Fresh Fruit Tartlets are especially delicious for a dessert party when berries are at the peak of their season. Sitting on top of a creamy vanilla bean custard in a pastry shell, the fruit is the star of this dessert!A bite of fresh fruit with Vanilla Bean Custard is the perfect bite!
These Fresh Fruit Tartlets are beautiful and sweet, light and refreshing!
Keys to Making Perfect Fresh Fruit Tarts
(I learned these while apprenticing at a fine French bakery.)
- The custard must be completely covered with the fruit -- not one drop should be visible.
- Always, always glaze the fruit.
- And finally, never, ever glaze the fruit that's used as garnish.
So there you have it, that's what the French chef said.
Fresh Fruit Tartlets are Ideal for a Dessert Party
When throwing a lovely dessert party, bite-sized desserts are key. No one wants to fumble around with a drink in one hand and a plate and fork in the other -- trust me.
I hope you love these beautiful Fresh Fruit Tartlets as much as I do.
Can you make them ahead?
You can make them the night before if you wait to glaze and garnish them until the next day.
The Vanilla Bean Custard should be made at least 2 hours (and up to 3 days) ahead of time.
You can use any nuts you like for garnish -- I especially like using pistachios because of their pretty green color.
This is a dessert where I opt out of the time consuming task of making my own tart shells. Truthfully, in this case I think of the shell as more of a vehicle to hold the delicious custard and fruit. These little shells are tasty and cute.
More desserts made with fresh fruit:
- Strawberry Frangipane Toast Recipe
- Passion Fruit Chocolate Ganache Bars
- Lemon Blueberry Cookies
- Champagne Blood Orange Crème Brûlée
- Fresh Raspberry Cupcakes
- Grapefruit Brûlée Recipe
Dessert Party Fresh Fruit Tartlets
- 3 cups Vanilla Bean Custard (click here for recipe)
- 60 (approxmately 2-inch) sweet tart shells
- ½ cup semi-sweet chocolate, melted
- about 5 cups fresh fruit of your choice (raspberries, blackberries, strawberries, blueberries, kiwi)
- 1 (12-ounce) jar apricot preserves, heated, strained
- ¼ cup toasted almonds or pistachios, finely chopped
- Fill a pastry bag with a smooth tip -- or a large zip-lock bag with the custard. Set aside.

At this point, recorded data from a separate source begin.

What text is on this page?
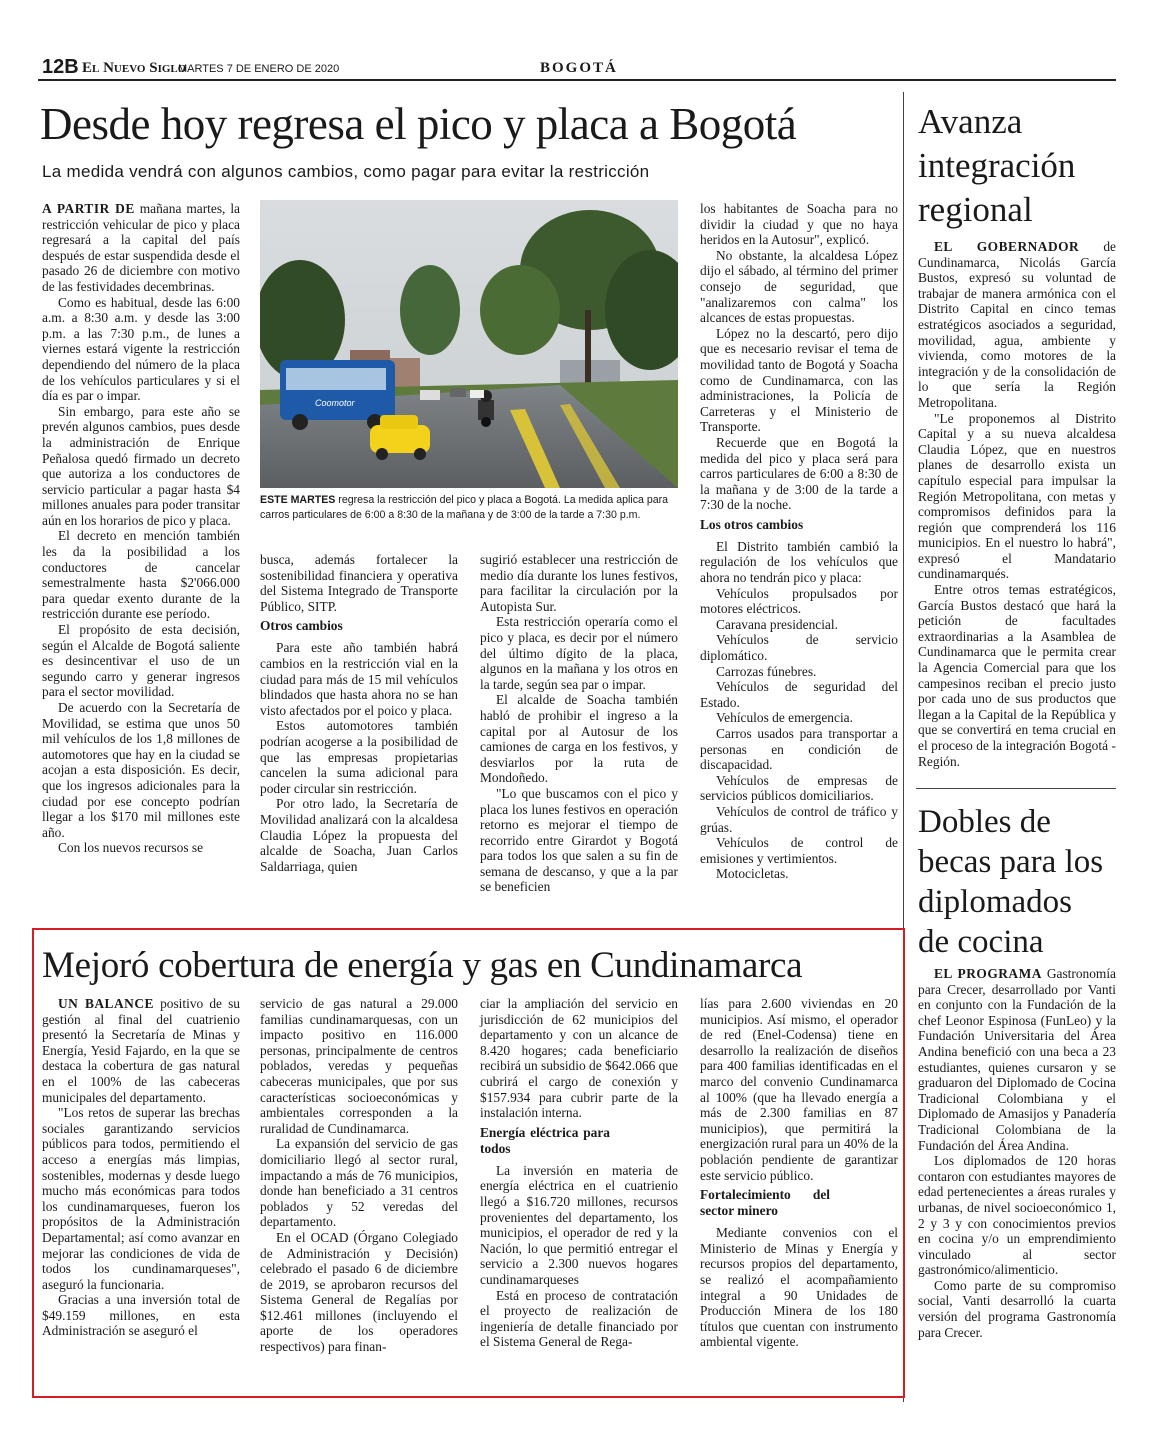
12B El Nuevo Siglo
MARTES 7 DE ENERO DE 2020	BOGOTÁ
Desde hoy regresa el pico y placa a Bogotá
La medida vendrá con algunos cambios, como pagar para evitar la restricción

A PARTIR DE mañana martes, la restricción vehicular de pico y placa regresará a la capital del país después de estar suspendida desde el pasado 26 de diciembre con motivo de las festividades decembrinas.

Como es habitual, desde las 6:00 a.m. a 8:30 a.m. y desde las 3:00 p.m. a las 7:30 p.m., de lunes a viernes estará vigente la restricción dependiendo del número de la placa de los vehículos particulares y si el día es par o impar.

Sin embargo, para este año se prevén algunos cambios, pues desde la administración de Enrique Peñalosa quedó firmado un decreto que autoriza a los conductores de servicio particular a pagar hasta $4 millones anuales para poder transitar aún en los horarios de pico y placa.

El decreto en mención también les da la posibilidad a los conductores de cancelar semestralmente hasta $2'066.000 para quedar exento durante de la restricción durante ese período.

El propósito de esta decisión, según el Alcalde de Bogotá saliente es desincentivar el uso de un segundo carro y generar ingresos para el sector movilidad.

De acuerdo con la Secretaría de Movilidad, se estima que unos 50 mil vehículos de los 1,8 millones de automotores que hay en la ciudad se acojan a esta disposición. Es decir, que los ingresos adicionales para la ciudad por ese concepto podrían llegar a los $170 mil millones este año.

Con los nuevos recursos se

Coomotor
ESTE MARTES regresa la restricción del pico y placa a Bogotá. La medida aplica para carros particulares de 6:00 a 8:30 de la mañana y de 3:00 de la tarde a 7:30 p.m.

busca, además fortalecer la sostenibilidad financiera y operativa del Sistema Integrado de Transporte Público, SITP.

Otros cambios

Para este año también habrá cambios en la restricción vial en la ciudad para más de 15 mil vehículos blindados que hasta ahora no se han visto afectados por el poico y placa.

Estos automotores también podrían acogerse a la posibilidad de que las empresas propietarias cancelen la suma adicional para poder circular sin restricción.

Por otro lado, la Secretaría de Movilidad analizará con la alcaldesa Claudia López la propuesta del alcalde de Soacha, Juan Carlos Saldarriaga, quien

sugirió establecer una restricción de medio día durante los lunes festivos, para facilitar la circulación por la Autopista Sur.

Esta restricción operaría como el pico y placa, es decir por el número del último dígito de la placa, algunos en la mañana y los otros en la tarde, según sea par o impar.

El alcalde de Soacha también habló de prohibir el ingreso a la capital por al Autosur de los camiones de carga en los festivos, y desviarlos por la ruta de Mondoñedo.

"Lo que buscamos con el pico y placa los lunes festivos en operación retorno es mejorar el tiempo de recorrido entre Girardot y Bogotá para todos los que salen a su fin de semana de descanso, y que a la par se beneficien

los habitantes de Soacha para no dividir la ciudad y que no haya heridos en la Autosur", explicó.

No obstante, la alcaldesa López dijo el sábado, al término del primer consejo de seguridad, que "analizaremos con calma" los alcances de estas propuestas.

López no la descartó, pero dijo que es necesario revisar el tema de movilidad tanto de Bogotá y Soacha como de Cundinamarca, con las administraciones, la Policía de Carreteras y el Ministerio de Transporte.

Recuerde que en Bogotá la medida del pico y placa será para carros particulares de 6:00 a 8:30 de la mañana y de 3:00 de la tarde a 7:30 de la noche.

Los otros cambios

El Distrito también cambió la regulación de los vehículos que ahora no tendrán pico y placa:

Vehículos propulsados por motores eléctricos.

Caravana presidencial.

Vehículos de servicio diplomático.

Carrozas fúnebres.

Vehículos de seguridad del Estado.

Vehículos de emergencia.

Carros usados para transportar a personas en condición de discapacidad.

Vehículos de empresas de servicios públicos domiciliarios.

Vehículos de control de tráfico y grúas.

Vehículos de control de emisiones y vertimientos.

Motocicletas.

Avanza
integración
regional

EL GOBERNADOR de Cundinamarca, Nicolás García Bustos, expresó su voluntad de trabajar de manera armónica con el Distrito Capital en cinco temas estratégicos asociados a seguridad, movilidad, agua, ambiente y vivienda, como motores de la integración y de la consolidación de lo que sería la Región Metropolitana.

"Le proponemos al Distrito Capital y a su nueva alcaldesa Claudia López, que en nuestros planes de desarrollo exista un capítulo especial para impulsar la Región Metropolitana, con metas y compromisos definidos para la región que comprenderá los 116 municipios. En el nuestro lo habrá", expresó el Mandatario cundinamarqués.

Entre otros temas estratégicos, García Bustos destacó que hará la petición de facultades extraordinarias a la Asamblea de Cundinamarca que le permita crear la Agencia Comercial para que los campesinos reciban el precio justo por cada uno de sus productos que llegan a la Capital de la República y que se convertirá en tema crucial en el proceso de la integración Bogotá - Región.

Dobles de
becas para los
diplomados
de cocina

EL PROGRAMA Gastronomía para Crecer, desarrollado por Vanti en conjunto con la Fundación de la chef Leonor Espinosa (FunLeo) y la Fundación Universitaria del Área Andina benefició con una beca a 23 estudiantes, quienes cursaron y se graduaron del Diplomado de Cocina Tradicional Colombiana y el Diplomado de Amasijos y Panadería Tradicional Colombiana de la Fundación del Área Andina.

Los diplomados de 120 horas contaron con estudiantes mayores de edad pertenecientes a áreas rurales y urbanas, de nivel socioeconómico 1, 2 y 3 y con conocimientos previos en cocina y/o un emprendimiento vinculado al sector gastronómico/alimenticio.

Como parte de su compromiso social, Vanti desarrolló la cuarta versión del programa Gastronomía para Crecer.

Mejoró cobertura de energía y gas en Cundinamarca

UN BALANCE positivo de su gestión al final del cuatrienio presentó la Secretaría de Minas y Energía, Yesid Fajardo, en la que se destaca la cobertura de gas natural en el 100% de las cabeceras municipales del departamento.

"Los retos de superar las brechas sociales garantizando servicios públicos para todos, permitiendo el acceso a energías más limpias, sostenibles, modernas y desde luego mucho más económicas para todos los cundinamarqueses, fueron los propósitos de la Administración Departamental; así como avanzar en mejorar las condiciones de vida de todos los cundinamarqueses", aseguró la funcionaria.

Gracias a una inversión total de $49.159 millones, en esta Administración se aseguró el

servicio de gas natural a 29.000 familias cundinamarquesas, con un impacto positivo en 116.000 personas, principalmente de centros poblados, veredas y pequeñas cabeceras municipales, que por sus características socioeconómicas y ambientales corresponden a la ruralidad de Cundinamarca.

La expansión del servicio de gas domiciliario llegó al sector rural, impactando a más de 76 municipios, donde han beneficiado a 31 centros poblados y 52 veredas del departamento.

En el OCAD (Órgano Colegiado de Administración y Decisión) celebrado el pasado 6 de diciembre de 2019, se aprobaron recursos del Sistema General de Regalías por $12.461 millones (incluyendo el aporte de los operadores respectivos) para finan-

ciar la ampliación del servicio en jurisdicción de 62 municipios del departamento y con un alcance de 8.420 hogares; cada beneficiario recibirá un subsidio de $642.066 que cubrirá el cargo de conexión y $157.934 para cubrir parte de la instalación interna.

Energía eléctrica para todos

La inversión en materia de energía eléctrica en el cuatrienio llegó a $16.720 millones, recursos provenientes del departamento, los municipios, el operador de red y la Nación, lo que permitió entregar el servicio a 2.300 nuevos hogares cundinamarqueses

Está en proceso de contratación el proyecto de realización de ingeniería de detalle financiado por el Sistema General de Rega-

lías para 2.600 viviendas en 20 municipios. Así mismo, el operador de red (Enel-Codensa) tiene en desarrollo la realización de diseños para 400 familias identificadas en el marco del convenio Cundinamarca al 100% (que ha llevado energía a más de 2.300 familias en 87 municipios), que permitirá la energización rural para un 40% de la población pendiente de garantizar este servicio público.

Fortalecimiento del sector minero

Mediante convenios con el Ministerio de Minas y Energía y recursos propios del departamento, se realizó el acompañamiento integral a 90 Unidades de Producción Minera de los 180 títulos que cuentan con instrumento ambiental vigente.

- Place the tart shells on edged baking sheets and use a pastry brush to thinly coat the bottom of each one with the melted chocolate. Let them sit at room temperature to let the chocolate set, about 15 minutes. (This helps protect the tart shell from becoming soggy.)
- With your pastry or zip-lock bag, gently squeeze the custard into each shell, filling them just below the rim.
- Top the custard with the fruit, covering as much of it as possible. Depending on your fruit selection, you might need to slice it before assembling.
- In a small saucepan over low-medium heat, warm the apricot preserves and strain it into a bowl. You might need to add a little water to thin it a bit; it should easily run off a spoon. Using a small pastry brush, glaze the fruit on each tartlet.
- Sprinkle the fruit with the nuts for garnish or to cover any exposed custard. Strawberries look lovely with pistachios! Garnish kiwi with a berry.